The stale, damp air filled her lungs as she moved carefully toward the hidden bomb shelter beneath Maisie's quarters, Igor's refuge, and their secret stronghold.

The dim glow of a flickering terminal caught her eye, barely lighting the cramped room. She moved over and pulled out her portable device, fingers trembling slightly as she scanned the corrupted network nearby.

A weak, irregular signal blinked insistently on her comm unit's screen, a fractured pulse breaking through the digital fog.

The source was close, nestled within the mansion's fractured system, as if Igor's unconscious mind was sending out a faint cry for help through the corrupted web of cameras and sensors.

Gene's heart tightened. Even here, hidden beneath layers of stone and shadow, the mansion's ghosts were reaching for them.
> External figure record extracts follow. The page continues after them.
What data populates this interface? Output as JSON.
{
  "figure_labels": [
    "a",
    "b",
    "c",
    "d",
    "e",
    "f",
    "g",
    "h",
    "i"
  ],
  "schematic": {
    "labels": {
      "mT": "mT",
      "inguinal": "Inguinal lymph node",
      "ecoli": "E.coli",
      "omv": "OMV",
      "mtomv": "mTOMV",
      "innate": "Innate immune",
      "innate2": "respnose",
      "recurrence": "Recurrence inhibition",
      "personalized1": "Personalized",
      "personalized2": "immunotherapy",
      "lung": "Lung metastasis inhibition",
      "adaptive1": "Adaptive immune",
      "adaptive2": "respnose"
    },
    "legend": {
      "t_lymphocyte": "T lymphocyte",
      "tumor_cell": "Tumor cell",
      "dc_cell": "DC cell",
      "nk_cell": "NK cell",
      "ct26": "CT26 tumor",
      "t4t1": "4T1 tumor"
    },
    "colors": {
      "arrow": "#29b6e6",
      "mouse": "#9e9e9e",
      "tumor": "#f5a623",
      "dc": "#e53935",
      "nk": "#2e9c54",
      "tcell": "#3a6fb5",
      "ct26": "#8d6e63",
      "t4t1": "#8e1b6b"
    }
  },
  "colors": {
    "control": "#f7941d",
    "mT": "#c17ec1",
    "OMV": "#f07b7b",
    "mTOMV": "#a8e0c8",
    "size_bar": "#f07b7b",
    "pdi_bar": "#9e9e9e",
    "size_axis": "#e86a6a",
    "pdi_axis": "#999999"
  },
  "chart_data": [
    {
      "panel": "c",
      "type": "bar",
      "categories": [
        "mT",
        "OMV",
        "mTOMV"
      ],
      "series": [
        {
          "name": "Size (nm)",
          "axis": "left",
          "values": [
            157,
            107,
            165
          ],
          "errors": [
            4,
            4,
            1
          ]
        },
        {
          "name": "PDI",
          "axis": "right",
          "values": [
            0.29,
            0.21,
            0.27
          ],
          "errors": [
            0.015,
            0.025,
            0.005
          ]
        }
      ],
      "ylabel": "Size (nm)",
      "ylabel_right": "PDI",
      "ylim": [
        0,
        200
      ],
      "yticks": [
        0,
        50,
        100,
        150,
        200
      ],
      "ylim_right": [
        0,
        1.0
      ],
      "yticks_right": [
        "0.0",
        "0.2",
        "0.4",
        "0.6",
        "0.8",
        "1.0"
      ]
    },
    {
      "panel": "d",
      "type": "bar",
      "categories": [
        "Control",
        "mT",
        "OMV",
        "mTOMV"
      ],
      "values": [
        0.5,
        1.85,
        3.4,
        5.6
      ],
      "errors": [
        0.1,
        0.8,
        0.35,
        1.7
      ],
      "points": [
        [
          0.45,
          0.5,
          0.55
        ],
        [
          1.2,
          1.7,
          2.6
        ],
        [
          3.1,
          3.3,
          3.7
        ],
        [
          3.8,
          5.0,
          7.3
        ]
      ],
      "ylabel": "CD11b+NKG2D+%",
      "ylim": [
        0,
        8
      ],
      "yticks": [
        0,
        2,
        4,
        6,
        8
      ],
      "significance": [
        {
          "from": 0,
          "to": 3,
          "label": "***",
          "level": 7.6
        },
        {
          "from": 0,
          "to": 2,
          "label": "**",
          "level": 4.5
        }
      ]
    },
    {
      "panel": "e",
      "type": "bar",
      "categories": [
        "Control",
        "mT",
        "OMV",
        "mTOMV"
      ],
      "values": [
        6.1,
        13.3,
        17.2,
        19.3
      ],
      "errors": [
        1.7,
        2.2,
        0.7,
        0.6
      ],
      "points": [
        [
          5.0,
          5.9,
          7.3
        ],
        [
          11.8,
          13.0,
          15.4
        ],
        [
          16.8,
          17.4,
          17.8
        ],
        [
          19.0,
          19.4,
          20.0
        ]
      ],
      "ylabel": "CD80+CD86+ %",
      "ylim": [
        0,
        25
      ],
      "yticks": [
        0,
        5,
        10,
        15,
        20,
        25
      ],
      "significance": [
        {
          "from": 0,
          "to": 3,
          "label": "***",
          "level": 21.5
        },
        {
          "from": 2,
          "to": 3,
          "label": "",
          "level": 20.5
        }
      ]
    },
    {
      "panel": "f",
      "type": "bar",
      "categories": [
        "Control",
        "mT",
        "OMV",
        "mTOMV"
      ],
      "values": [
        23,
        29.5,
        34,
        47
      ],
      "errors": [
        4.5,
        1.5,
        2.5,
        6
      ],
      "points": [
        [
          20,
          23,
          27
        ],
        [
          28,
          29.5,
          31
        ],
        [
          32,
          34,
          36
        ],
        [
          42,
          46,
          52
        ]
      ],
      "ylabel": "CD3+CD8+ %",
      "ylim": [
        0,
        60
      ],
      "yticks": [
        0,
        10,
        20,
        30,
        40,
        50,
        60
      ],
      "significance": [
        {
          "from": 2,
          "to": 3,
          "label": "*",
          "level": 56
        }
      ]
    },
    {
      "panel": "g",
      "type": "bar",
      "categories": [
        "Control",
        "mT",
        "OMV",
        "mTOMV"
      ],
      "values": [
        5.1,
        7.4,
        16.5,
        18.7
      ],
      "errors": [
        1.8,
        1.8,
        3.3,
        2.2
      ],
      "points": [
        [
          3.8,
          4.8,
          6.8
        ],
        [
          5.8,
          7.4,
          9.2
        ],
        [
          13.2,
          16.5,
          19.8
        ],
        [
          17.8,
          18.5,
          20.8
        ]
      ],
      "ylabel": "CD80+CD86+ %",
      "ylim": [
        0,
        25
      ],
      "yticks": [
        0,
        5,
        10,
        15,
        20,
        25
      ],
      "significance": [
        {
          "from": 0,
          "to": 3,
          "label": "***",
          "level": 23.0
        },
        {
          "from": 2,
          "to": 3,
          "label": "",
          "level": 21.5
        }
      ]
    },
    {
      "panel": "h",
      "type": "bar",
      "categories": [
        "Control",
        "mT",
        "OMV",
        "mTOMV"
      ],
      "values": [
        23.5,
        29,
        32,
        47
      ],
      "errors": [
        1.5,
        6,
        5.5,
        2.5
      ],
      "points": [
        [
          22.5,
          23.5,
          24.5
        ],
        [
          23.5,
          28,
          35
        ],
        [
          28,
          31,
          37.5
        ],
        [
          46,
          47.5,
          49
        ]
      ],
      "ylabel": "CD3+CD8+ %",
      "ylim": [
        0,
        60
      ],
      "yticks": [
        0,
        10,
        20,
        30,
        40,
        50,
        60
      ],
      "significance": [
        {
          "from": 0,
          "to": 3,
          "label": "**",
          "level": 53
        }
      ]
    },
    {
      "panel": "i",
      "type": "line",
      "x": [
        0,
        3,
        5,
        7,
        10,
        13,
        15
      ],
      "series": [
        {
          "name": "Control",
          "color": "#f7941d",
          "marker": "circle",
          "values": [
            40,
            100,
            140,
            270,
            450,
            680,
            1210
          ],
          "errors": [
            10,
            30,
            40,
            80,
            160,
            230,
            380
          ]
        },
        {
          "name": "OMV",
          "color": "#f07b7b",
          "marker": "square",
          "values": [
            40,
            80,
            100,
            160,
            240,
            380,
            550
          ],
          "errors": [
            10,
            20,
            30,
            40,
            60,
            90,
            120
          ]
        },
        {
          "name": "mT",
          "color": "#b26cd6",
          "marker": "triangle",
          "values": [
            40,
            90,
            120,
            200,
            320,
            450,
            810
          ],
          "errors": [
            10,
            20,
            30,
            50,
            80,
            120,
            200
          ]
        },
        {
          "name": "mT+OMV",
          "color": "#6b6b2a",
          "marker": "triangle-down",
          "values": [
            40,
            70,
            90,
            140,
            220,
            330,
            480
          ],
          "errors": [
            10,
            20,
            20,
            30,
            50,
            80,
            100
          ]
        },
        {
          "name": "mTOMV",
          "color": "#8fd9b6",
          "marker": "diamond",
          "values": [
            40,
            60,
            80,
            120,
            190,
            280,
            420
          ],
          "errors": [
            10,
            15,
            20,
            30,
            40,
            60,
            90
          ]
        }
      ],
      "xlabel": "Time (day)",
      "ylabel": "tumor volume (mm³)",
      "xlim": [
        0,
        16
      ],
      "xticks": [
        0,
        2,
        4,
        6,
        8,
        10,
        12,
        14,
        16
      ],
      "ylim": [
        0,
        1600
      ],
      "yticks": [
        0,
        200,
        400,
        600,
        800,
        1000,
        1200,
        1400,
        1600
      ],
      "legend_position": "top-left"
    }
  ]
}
She tried to steady the signal, to listen through the static, but it flickered and died, swallowed once more by the creeping silence.

A sudden shiver ran down her spine. Igor's fight was far from over. And somewhere above, the mansion's eyes had not stopped watching.

The cold tunnel narrowed ahead, walls pressing close and shadows swallowing the edges. Gene's footsteps echoed faintly, swallowed quickly by the suffocating silence. Each sharp breath felt trapped in her chest, the air thick and choking.

She pressed forward, driven by memory and urgency toward the hidden bomb shelter beneath Maisie's quarters.